Dinheiro, política e a perda do testemunho

O documentário também toca sem pudor em uma das feridas mais profundas do evangelicalismo atual: o envolvimento excessivo com o poder político e os escândalos financeiros. O púlpito, lugar sagrado para a tradição pentecostal, passou a abrigar figuras políticas sem compromisso com o Evangelho, em troca de visibilidade e influência.

A consequência, afirmam os entrevistados, é o descrédito público. “Hoje o evangélico é mais conhecido por seu viés ideológico do que pelo amor cristão”, lamenta um pastor. Outro completa: “Quem dera voltássemos a ser conhecidos como o povo que grita aleluia. Agora somos o povo do partido”.

A fé pura

Entre a desesperança com a grande igreja institucionalizada e o vazio das promessas de prosperidade, O lugar onde mora a esperança encontra sua beleza justamente na resistência.
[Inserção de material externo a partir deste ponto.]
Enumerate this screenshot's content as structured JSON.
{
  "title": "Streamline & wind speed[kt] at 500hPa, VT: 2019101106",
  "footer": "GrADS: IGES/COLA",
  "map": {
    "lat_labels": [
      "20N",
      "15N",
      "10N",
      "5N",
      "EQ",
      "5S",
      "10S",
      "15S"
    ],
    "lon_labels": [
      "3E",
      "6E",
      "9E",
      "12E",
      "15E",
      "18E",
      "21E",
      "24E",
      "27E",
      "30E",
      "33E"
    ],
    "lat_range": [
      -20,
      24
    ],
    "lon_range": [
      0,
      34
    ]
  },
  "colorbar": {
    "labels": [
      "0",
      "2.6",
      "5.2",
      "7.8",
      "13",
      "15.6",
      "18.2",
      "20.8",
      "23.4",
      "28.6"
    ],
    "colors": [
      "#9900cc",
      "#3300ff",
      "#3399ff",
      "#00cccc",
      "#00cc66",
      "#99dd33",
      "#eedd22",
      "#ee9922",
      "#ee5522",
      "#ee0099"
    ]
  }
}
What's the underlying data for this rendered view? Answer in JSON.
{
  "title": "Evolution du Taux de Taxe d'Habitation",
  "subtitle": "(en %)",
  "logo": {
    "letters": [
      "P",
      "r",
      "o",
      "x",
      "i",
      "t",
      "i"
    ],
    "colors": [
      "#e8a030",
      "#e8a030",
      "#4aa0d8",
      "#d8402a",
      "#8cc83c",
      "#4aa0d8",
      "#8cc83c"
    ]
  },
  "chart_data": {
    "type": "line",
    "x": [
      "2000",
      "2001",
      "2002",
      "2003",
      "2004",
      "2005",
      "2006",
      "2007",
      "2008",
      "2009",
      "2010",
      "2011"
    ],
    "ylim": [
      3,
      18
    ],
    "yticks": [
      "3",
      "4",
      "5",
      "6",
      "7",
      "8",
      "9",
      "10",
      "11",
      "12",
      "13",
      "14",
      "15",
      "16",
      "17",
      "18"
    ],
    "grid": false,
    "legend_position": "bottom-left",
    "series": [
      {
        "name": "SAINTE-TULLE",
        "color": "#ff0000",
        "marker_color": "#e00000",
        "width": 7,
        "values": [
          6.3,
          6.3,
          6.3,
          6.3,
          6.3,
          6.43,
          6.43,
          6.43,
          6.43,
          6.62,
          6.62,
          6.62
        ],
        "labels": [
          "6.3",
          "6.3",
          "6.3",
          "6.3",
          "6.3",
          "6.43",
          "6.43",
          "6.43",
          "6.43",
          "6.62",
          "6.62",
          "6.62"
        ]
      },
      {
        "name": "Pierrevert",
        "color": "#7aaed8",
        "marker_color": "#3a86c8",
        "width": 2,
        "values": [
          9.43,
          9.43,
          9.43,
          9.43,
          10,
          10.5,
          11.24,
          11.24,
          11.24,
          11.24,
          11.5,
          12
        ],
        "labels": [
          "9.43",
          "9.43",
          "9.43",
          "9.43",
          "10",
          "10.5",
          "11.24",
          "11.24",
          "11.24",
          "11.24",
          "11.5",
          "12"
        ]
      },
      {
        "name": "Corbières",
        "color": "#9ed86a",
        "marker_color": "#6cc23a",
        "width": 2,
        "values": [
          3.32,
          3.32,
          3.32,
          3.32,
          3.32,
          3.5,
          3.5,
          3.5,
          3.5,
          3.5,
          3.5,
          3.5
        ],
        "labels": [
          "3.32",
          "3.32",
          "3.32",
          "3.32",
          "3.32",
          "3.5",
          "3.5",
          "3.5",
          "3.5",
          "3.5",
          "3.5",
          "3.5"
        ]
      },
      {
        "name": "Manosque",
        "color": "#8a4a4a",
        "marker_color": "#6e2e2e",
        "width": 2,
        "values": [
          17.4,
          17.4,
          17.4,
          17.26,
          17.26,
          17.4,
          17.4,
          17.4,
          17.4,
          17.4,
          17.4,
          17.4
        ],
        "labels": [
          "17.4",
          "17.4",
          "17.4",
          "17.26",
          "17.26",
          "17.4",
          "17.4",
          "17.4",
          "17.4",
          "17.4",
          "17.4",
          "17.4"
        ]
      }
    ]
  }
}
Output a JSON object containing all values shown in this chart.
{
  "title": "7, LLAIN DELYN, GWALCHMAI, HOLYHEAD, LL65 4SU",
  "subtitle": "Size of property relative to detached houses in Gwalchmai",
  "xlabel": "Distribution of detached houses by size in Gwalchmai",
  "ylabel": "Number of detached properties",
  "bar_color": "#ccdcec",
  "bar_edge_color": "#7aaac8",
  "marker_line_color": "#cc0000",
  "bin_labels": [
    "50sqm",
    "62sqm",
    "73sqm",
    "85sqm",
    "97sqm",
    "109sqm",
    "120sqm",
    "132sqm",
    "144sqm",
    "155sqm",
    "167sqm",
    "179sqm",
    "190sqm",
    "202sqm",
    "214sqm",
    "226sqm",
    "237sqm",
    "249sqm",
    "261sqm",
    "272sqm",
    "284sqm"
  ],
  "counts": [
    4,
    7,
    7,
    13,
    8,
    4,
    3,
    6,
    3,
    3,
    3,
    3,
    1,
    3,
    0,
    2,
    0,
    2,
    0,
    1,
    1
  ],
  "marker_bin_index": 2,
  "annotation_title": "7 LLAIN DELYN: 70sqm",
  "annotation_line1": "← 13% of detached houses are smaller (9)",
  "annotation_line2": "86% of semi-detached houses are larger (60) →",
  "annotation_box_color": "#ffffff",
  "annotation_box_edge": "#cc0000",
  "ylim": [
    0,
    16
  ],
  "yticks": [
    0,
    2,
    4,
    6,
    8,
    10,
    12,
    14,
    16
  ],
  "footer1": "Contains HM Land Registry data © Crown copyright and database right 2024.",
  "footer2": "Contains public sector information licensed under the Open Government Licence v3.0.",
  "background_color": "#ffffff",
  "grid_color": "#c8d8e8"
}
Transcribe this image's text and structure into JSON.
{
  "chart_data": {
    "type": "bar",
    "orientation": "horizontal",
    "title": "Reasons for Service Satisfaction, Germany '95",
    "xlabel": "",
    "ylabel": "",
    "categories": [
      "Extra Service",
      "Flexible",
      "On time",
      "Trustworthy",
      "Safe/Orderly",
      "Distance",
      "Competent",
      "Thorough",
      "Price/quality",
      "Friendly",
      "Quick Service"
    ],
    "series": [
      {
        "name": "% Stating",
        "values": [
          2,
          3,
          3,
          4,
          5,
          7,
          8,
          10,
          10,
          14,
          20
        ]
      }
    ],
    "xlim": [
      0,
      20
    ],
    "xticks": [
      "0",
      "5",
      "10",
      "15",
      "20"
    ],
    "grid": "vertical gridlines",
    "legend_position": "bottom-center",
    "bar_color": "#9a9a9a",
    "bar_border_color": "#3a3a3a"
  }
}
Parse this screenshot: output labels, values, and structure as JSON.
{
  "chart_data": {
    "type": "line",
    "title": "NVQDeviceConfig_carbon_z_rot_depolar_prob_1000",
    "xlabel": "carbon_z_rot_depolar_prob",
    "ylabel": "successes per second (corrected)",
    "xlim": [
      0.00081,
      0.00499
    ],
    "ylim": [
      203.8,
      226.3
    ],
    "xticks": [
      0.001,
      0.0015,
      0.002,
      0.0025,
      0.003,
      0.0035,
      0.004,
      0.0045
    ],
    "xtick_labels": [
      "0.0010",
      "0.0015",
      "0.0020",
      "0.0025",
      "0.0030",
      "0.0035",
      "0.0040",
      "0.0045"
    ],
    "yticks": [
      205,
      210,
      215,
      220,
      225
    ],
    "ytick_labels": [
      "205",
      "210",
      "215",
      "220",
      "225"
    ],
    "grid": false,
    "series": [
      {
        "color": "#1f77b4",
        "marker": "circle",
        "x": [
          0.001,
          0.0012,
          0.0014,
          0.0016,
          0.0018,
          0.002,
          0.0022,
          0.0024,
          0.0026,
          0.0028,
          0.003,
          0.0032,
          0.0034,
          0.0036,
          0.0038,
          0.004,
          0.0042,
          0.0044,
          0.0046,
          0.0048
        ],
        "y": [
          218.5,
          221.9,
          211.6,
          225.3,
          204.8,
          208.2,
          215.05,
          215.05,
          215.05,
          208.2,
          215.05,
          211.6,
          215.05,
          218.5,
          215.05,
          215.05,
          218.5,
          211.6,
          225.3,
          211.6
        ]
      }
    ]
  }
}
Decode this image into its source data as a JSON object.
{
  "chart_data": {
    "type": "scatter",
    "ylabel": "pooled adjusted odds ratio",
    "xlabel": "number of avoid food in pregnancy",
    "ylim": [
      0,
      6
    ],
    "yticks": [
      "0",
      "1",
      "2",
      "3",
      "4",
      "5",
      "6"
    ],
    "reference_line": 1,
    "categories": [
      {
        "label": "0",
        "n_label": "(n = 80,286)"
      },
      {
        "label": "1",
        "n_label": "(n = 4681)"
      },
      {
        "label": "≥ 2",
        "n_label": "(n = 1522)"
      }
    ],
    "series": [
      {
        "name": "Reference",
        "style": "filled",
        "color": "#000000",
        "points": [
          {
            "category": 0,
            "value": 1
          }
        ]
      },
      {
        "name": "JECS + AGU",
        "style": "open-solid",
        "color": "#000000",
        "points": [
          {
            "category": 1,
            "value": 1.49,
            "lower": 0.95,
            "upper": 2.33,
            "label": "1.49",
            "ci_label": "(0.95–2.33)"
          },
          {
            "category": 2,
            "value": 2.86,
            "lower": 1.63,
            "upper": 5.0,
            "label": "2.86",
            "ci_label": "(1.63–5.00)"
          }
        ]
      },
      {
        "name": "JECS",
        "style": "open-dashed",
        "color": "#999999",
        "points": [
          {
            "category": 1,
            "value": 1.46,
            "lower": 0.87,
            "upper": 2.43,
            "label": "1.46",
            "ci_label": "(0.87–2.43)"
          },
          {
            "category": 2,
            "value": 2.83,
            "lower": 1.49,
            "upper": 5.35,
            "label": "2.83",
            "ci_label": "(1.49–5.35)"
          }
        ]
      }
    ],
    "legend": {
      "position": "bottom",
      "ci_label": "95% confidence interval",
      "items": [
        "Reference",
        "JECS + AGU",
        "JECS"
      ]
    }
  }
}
Pequenas comunidades, igrejas locais e líderes comprometidos com a fé genuína aparecem como luzes em meio à escuridão.

São histórias de discipulado verdadeiro, de adoração nas madrugadas, de confissão mútua de pecados, de evangelismo em comunidades esquecidas. Em Cordislândia (SP), um pastor abre as portas da própria casa para jovens órfãos de afeto. No povoado de Batmaré (PI), uma igreja floresce em meio à seca e à miséria, carregada pela fé de mulheres simples e convictas. No interior da Paraíba, um antigo templo neopentecostal ressurge como uma comunidade reformada de base, com ensino, mesa compartilhada e perdão.

Há uma espiritualidade orgânica, enraizada em práticas comunitárias, que persiste onde os holofotes não alcançam. É lá que Salvador encontra o que chama de “fé pura”.

Esperança: um rio subterrâneo

O tom final do documentário não é de denúncia amarga, mas de esperança crítica. Salvador encontra, por todo o Brasil, o que chama de “remanescente”: homens e mulheres de oração, que permanecem fiéis ao Evangelho em meio à estiagem institucional. Um “rio subterrâneo” de fé, que ainda carrega a vida do que um dia foi o cristianismo vivo.

Para Salvador, a solução não está em trocar de tradição ou adotar um novo rótulo teológico, mas em voltar ao essencial: a comunhão, a doutrina dos apóstolos, o partir do pão, a oração e o amor.